Vega, bagualero.

 

Vega, bagualero.

         Corrían apenas mis primeros años (alrededor de los ocho). Todos los fines de semana, durante la época escolar, era invitado a la finca de un amigo: Alejandro; vecino en la cuadra de calle Lavalle al 200 de San Salvador de Jujuy.

En un viejo automóvil Dodge nos conducía el Dr. “Pico” Peña -el padre del camarada- a su posesión en Ávalos en la ruta antes de “El Carmen”. Nos esperaba una vieja casona en los márgenes de una heredad de 300 hectáreas con cultivo de tabaco y también montes. Íbamos Alejandro Ramón y yo ansiosos por llegar para ensillar dos caballos y salir, en libertad, por senderos propios y ajenos. Allí aprendí a cabalgar, galopear, inclusive en medio del monte; las armas que portábamos eran sendos honderos. De esa época guardo, fuertemente, el recuerdo de las personalidades de tres actores en aquella extensión: un nacido en Inglaterra, venido no sé por qué motivo a estas tierras, era el cocinero; otro de los héroes fue un vaquero, orgulloso de su estatus, oficiaba de capataz: don Felipe, con mujer e hijos en una casa de adobes, patio y gallinas sueltas a la entrada de la hacienda. Pero lo  que quedó más fuertemente obligado en los recuerdos de mis albores fue un gaucho joven, de no más de 30 años, delgado, callado, solícito, algo novato en el entorno de entonces y alojado en un rancho precario a una cuadra de la vivienda principal: Vega.

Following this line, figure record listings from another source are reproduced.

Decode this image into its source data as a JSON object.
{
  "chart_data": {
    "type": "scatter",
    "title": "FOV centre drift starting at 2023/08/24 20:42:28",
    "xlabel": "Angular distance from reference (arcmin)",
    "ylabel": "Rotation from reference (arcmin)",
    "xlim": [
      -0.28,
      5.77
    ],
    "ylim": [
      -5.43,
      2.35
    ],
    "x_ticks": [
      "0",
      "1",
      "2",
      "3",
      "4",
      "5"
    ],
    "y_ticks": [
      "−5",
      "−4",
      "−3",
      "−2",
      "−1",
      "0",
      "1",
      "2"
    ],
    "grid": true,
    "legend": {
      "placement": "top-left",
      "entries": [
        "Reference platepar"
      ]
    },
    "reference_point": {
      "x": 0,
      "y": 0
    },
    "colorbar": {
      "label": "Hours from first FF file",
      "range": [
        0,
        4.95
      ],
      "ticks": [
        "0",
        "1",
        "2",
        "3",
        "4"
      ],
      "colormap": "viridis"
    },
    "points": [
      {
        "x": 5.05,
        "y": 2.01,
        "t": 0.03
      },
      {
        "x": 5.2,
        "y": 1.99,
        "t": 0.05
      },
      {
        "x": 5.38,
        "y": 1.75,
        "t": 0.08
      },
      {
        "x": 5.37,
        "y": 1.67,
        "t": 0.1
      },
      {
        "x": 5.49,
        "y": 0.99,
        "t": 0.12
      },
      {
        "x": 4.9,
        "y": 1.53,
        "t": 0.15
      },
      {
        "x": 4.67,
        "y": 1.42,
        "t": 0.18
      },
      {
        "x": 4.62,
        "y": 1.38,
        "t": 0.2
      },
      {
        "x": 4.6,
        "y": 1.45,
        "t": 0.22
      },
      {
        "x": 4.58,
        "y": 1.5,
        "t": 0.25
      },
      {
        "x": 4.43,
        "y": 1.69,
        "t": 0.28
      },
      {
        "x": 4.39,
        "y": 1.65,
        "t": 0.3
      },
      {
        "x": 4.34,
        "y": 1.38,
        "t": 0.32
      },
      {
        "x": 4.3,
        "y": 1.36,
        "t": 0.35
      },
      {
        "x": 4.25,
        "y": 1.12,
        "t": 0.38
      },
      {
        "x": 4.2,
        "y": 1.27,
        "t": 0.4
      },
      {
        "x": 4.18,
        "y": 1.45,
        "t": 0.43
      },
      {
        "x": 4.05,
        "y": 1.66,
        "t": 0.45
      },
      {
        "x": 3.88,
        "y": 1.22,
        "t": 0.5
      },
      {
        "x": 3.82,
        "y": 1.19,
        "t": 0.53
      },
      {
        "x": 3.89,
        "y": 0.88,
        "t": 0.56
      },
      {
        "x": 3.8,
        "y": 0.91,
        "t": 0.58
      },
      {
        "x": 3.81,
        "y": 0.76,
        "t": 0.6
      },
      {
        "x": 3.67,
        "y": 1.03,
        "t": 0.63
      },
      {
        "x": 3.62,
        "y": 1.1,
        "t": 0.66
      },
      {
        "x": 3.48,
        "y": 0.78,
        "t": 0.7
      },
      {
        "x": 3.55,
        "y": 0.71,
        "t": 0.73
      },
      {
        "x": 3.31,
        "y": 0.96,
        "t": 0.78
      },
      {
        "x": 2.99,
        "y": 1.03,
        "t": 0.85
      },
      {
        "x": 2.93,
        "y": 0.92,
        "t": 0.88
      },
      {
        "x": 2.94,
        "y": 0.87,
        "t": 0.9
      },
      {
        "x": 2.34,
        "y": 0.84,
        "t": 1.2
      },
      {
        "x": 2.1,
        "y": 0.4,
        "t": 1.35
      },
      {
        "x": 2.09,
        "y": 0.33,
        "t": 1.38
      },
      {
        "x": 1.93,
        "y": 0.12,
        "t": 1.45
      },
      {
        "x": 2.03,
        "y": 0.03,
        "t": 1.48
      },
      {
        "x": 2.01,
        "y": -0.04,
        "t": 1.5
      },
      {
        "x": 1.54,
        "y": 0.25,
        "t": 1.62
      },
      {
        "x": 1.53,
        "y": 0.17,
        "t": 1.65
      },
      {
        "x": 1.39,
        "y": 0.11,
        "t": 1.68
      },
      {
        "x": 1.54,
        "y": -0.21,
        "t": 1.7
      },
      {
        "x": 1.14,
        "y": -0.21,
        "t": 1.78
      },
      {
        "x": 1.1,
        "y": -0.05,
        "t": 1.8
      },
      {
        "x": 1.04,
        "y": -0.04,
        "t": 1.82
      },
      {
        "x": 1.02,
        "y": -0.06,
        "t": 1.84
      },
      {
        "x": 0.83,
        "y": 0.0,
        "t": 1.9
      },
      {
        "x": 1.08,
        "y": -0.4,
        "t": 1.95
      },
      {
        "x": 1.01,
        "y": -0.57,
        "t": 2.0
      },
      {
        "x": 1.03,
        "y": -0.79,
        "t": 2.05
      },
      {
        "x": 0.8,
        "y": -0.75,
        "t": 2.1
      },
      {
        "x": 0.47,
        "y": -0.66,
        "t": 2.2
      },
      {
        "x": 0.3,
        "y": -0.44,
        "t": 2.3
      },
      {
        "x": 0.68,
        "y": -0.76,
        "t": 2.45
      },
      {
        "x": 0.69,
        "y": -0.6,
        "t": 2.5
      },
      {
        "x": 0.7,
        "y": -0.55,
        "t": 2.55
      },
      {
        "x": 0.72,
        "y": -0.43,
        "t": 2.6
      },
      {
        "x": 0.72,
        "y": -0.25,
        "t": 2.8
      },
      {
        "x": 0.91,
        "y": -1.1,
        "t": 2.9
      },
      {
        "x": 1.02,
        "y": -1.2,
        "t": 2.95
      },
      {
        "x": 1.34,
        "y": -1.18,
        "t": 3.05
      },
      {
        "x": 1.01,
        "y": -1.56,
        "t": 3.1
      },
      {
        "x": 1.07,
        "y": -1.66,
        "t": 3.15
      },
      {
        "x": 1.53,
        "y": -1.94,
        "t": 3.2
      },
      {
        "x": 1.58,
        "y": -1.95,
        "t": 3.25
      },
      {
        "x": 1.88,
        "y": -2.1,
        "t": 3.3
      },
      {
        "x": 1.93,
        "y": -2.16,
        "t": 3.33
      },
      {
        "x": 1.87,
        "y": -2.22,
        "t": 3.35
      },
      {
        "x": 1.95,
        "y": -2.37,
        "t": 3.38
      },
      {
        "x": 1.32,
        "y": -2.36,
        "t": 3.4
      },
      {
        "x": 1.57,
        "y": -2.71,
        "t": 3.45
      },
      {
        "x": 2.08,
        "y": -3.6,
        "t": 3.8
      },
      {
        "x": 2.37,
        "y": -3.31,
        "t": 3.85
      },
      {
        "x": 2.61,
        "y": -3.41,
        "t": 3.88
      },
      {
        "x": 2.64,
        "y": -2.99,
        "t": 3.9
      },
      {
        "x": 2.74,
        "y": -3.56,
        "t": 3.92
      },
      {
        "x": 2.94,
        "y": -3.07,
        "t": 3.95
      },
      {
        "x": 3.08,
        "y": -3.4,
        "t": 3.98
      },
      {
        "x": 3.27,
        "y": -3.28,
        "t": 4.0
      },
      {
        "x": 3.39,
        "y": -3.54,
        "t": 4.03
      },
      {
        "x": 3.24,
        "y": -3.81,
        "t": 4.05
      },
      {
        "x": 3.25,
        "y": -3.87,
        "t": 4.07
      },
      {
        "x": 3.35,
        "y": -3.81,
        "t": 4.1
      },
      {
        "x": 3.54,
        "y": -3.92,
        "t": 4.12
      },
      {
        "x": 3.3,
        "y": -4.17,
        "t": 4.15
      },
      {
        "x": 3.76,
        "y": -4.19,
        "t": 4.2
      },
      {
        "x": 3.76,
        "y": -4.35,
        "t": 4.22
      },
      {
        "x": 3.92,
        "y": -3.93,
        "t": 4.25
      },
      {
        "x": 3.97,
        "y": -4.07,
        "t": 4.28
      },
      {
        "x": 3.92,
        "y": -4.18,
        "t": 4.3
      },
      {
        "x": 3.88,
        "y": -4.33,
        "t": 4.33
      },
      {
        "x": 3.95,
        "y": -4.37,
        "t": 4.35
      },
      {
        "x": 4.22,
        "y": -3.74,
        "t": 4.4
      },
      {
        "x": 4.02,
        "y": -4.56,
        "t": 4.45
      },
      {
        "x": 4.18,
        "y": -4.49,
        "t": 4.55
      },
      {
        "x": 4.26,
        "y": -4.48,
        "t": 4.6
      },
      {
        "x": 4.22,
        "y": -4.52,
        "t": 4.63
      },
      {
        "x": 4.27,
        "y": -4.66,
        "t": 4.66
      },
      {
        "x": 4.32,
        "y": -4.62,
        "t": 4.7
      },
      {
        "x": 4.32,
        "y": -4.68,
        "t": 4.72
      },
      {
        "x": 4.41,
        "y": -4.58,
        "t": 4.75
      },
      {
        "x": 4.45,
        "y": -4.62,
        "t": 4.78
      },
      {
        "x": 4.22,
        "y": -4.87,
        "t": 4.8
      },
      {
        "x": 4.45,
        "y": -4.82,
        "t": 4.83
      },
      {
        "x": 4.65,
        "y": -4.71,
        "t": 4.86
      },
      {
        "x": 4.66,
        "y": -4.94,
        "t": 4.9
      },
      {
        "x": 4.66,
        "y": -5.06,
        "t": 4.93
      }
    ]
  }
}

Aquel inolvidable personaje me colmó la atención por entonces, ("Pico" aprontaba el farol "Petromax" a kerosene antes que la oscuridad del crepúsculo invadiera la casona): cuando una voz potente, lejana, colada entre el follaje, invadía el silencio. En esas tinieblas mudas, por largo rato y a pesar de la distancia -desde un banco rustico bajo las estrellas- partían bagualas muy bien afinadas, acompasadas con una “caja”. ¡Las letras brotaban como embrujos! Por entonces solo valoré la entonación y fuerza de su insistencia.

Años después  se fue puliendo en mi conciencia aquel  personaje ermitaño y la fuerza del lamento solitario de su trova. Ya en el Colegio Nacional, leyendo el “Martín Fierro” de José Hernández, pude concebir ese imploro poderoso en medio de la oscuridad y las demandas que, seguramente, formulaban aquellas estrofas quejosas lanzadas al vacío de las noches en su destierro solitario.